Química é vida. E assim como as eternas reações e interações entre átomos e moléculas, estamos em constante movimento. É impossível prever os caminhos que iremos seguir e muito menos as adversidades que precisaremos enfrentar. Pode parecer clichê pensar assim, mas ter noção disso é essencial para não desistir da jornada. Esse início de texto tão alto astral é um reflexo da sensação boa causada por Uma Questão de Química, nova série do Apple TV+. Uma grata surpresa na reta final de 2023 que mescla humor, drama, romance e o estilo “good vibes” que sempre cai bem após um dia cansativo. Pena que isso também é o motivo da série derrapar em alguns momentos.
Baseada no livro de Bonnie Garmus, Uma Questão de Química conta a história de Elizabeth Zott (Brie Larson), uma brilhante química que precisa enfrentar o machismo e o preconceito dos anos 1950-1960 dos EUA. Subestimada por seus companheiros, ela ganha uma nova perspectiva quando conhece o igualmente brilhante Calvin Evans (Lewis Pullman). Porém, uma tragédia irá mudar os rumos de sua vida para sempre. A série não esconde que em algum momento Elizabeth irá se tornar uma estrela da TV com seu programa de culinária. O que os oitos episódios fazem é um estudo de sua vida passando por traumas, ressentimentos, dúvidas e alegrias. Tudo gira em torno da protagonista e não sobra muito espaço para que outros personagens possam se destacar.
O showrunner Lee Eisenberg faz com que os coadjuvantes orbitem ao redor de Elizabeth, dando a eles alguns poucos momentos de brilho. O melhor exemplo está em Harriet Sloane (muito bem interpretada por Aja Naomi King), que funciona como amiga e conselheira de Zott. Porém, sua luta como uma mulher negra num período extremamente racista surge apenas em momentos oportunos, com a melhor cena de diálogo entre as duas mulheres fortes servindo mais como uma plataforma para o crescimento da protagonista. Uma Questão de Química nunca se aprofunda em seus debates sociais, tocando apenas a superfície de temas já citados, como machismo e racismo. De toda forma, o espectador encontrará um recorte acessível de um período histórico bastante conturbado e que vale a pena uma pesquisa posterior.
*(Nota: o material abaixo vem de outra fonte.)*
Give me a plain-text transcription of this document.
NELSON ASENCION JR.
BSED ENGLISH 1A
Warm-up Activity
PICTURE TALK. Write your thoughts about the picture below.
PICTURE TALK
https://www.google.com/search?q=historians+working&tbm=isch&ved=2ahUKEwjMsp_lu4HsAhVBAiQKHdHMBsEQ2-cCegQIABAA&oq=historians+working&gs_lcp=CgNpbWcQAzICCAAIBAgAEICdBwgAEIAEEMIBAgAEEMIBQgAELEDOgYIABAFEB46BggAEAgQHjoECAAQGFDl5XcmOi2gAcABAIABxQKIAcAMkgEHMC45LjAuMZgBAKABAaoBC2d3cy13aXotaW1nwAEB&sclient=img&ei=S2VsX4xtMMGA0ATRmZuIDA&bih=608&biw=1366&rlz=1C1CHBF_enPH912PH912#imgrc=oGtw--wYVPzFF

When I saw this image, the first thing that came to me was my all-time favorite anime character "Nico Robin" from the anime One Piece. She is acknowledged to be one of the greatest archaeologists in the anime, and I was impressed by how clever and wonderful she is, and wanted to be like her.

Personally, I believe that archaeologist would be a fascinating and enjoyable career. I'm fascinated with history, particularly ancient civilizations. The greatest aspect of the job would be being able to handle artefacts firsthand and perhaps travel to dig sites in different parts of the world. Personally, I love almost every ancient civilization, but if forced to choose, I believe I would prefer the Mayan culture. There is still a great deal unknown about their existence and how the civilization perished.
É preciso destacar a qualidade do design de produção, com cenários e figurinos ricos e coloridos. Desde um pequeno laboratório até uma cozinha em um programa de auditório, tudo parece extremamente real. Com a trilha sonora de Carlos Rafael Rivera e a fotografia de Zack Galler e Jason Oldak, Uma Questão de Química agrada olhos e ouvidos. O capricho técnico parece ser uma característica dos dramas d0 Apple TV+.
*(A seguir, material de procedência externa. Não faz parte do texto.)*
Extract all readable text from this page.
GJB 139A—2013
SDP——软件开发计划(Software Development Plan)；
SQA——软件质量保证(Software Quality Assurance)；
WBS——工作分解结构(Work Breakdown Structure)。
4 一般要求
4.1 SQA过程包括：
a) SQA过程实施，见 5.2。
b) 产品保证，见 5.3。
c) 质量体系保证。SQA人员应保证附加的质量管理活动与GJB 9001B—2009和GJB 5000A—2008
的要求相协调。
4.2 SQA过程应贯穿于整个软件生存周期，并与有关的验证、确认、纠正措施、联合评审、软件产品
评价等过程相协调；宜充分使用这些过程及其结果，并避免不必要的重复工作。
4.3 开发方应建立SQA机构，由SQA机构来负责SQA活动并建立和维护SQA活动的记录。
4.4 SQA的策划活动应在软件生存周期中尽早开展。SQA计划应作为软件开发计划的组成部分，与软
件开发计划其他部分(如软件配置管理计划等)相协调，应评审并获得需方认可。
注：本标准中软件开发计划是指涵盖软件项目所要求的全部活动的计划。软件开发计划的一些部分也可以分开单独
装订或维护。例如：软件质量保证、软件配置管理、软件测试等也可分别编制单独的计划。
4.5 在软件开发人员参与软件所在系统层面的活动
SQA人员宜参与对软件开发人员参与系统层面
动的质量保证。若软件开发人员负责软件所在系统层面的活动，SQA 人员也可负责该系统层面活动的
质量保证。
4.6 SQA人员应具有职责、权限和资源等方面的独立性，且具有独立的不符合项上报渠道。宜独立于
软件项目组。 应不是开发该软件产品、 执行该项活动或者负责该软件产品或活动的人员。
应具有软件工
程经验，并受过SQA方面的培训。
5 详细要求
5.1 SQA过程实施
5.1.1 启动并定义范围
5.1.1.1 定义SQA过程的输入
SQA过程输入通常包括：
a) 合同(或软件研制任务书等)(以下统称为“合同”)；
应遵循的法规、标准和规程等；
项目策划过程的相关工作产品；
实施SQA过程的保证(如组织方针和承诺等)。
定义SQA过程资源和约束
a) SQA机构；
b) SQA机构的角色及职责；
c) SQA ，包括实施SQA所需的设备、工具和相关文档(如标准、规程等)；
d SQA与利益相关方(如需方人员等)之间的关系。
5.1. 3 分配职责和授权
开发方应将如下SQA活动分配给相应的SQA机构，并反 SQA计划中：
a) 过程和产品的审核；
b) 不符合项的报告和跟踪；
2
Numa trama tão centrada em sua personagem principal, Brie Larson possui talento suficiente para encarar o desafio. Sua aparente inaptidão social é destrinchada em diversas camadas mostradas ao decorrer dos episódios. É fascinante a maneira como sua vertente racional divide espaço com emoções que nunca imaginou sentir, como o amor por sua alma gêmea e por sua filha. Por vezes pode soar irritante, mas o roteiro nunca a torna antipática aos olhos do espectador. Brie navega muito bem entre as nuances de sua personagem, seja como uma cientista brilhante, uma mulher batalhadora, a mãe de primeira viagem e a estrela da TV que inspira outras mulheres.
A química (HAHA) entre Brie e Lewis Pullman resulta em uma história de amor atrapalhada e cativante, com duas almas que vagaram sozinhas por tempo demais finalmente se encontrando. Também ajuda o fato de Lewis ter o mesmo ar apaixonante de seu pai. Destaque para a pequena força da natureza que é Alice Halsey no papel de Madeline Zott, brilhante em todos os momentos em tela.
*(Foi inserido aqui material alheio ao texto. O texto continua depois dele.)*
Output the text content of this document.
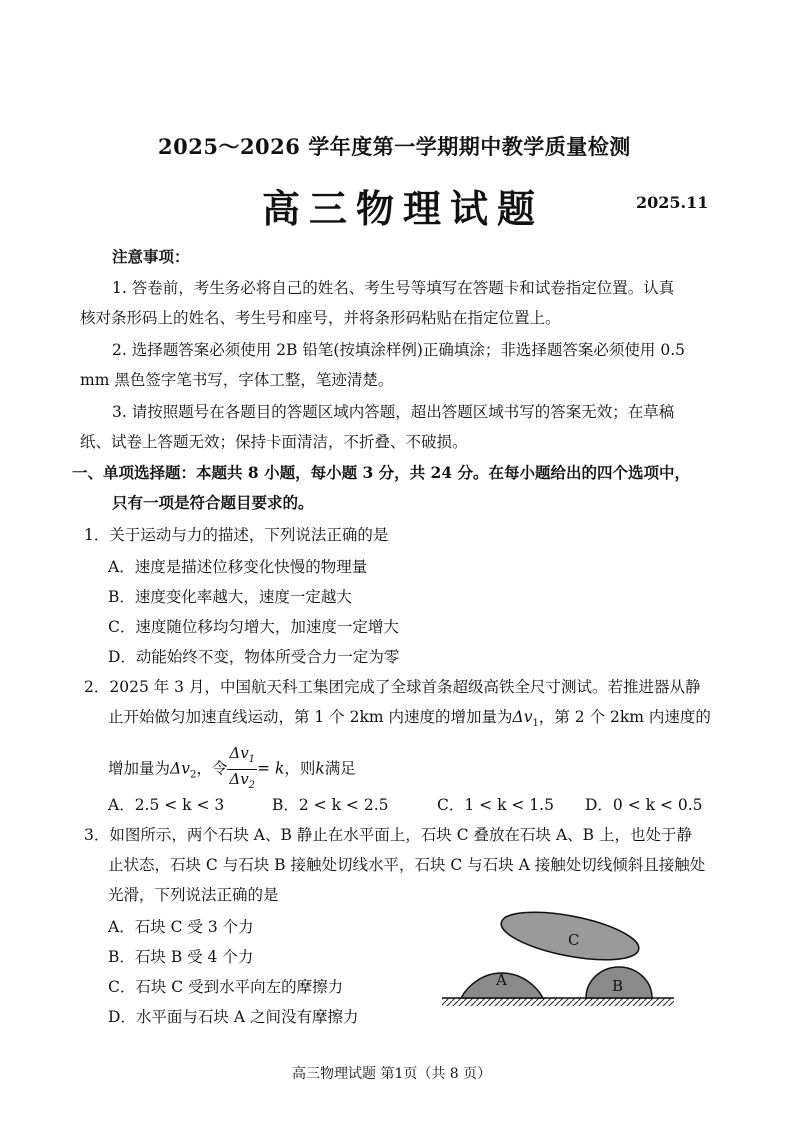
2025～2026 学年度第一学期期中教学质量检测
高三物理试题	2025.11
注意事项：
1. 答卷前，考生务必将自己的姓名、考生号等填写在答题卡和试卷指定位置。认真
核对条形码上的姓名、考生号和座号，并将条形码粘贴在指定位置上。
2. 选择题答案必须使用 2B 铅笔(按填涂样例)正确填涂；非选择题答案必须使用 0.5
mm 黑色签字笔书写，字体工整，笔迹清楚。
3. 请按照题号在各题目的答题区域内答题，超出答题区域书写的答案无效；在草稿
纸、试卷上答题无效；保持卡面清洁，不折叠、不破损。
一、单项选择题：本题共 8 小题，每小题 3 分，共 24 分。在每小题给出的四个选项中，
只有一项是符合题目要求的。
1．关于运动与力的描述，下列说法正确的是
A．速度是描述位移变化快慢的物理量
B．速度变化率越大，速度一定越大
C．速度随位移均匀增大，加速度一定增大
D．动能始终不变，物体所受合力一定为零
2．2025 年 3 月，中国航天科工集团完成了全球首条超级高铁全尺寸测试。若推进器从静
止开始做匀加速直线运动，第 1 个 2km 内速度的增加量为$\Delta v_1$，第 2 个 2km 内速度的
增加量为$\Delta v_2$，令 $\frac{\Delta v_1}{\Delta v_2} = k$，则k满足
A．2.5 < k < 3	B．2 < k < 2.5	C．1 < k < 1.5 D．0 < k < 0.5
3．如图所示，两个石块 A、B 静止在水平面上，石块 C 叠放在石块 A、B 上，也处于静
止状态，石块 C 与石块 B 接触处切线水平，石块 C 与石块 A 接触处切线倾斜且接触处
光滑，下列说法正确的是
A．石块 C 受 3 个力
B．石块 B 受 4 个力
C．石块 C 受到水平向左的摩擦力
D．水平面与石块 A 之间没有摩擦力
A	B
C
高三物理试题 第1页（共 8 页）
Mesmo com alguns dramas deslocados da trama principal e a questão dos personagens coadjuvantes, Uma Questão de Química é perfeitamente eficiente em sua proposta. Por muito tempo, o Apple TV+ ficou conhecido como o streaming de Ted Lasso. Mas cada lançamento surge para mostrar que a empresa da maçã está empenhada em entregar qualidade e variedade aos assinantes.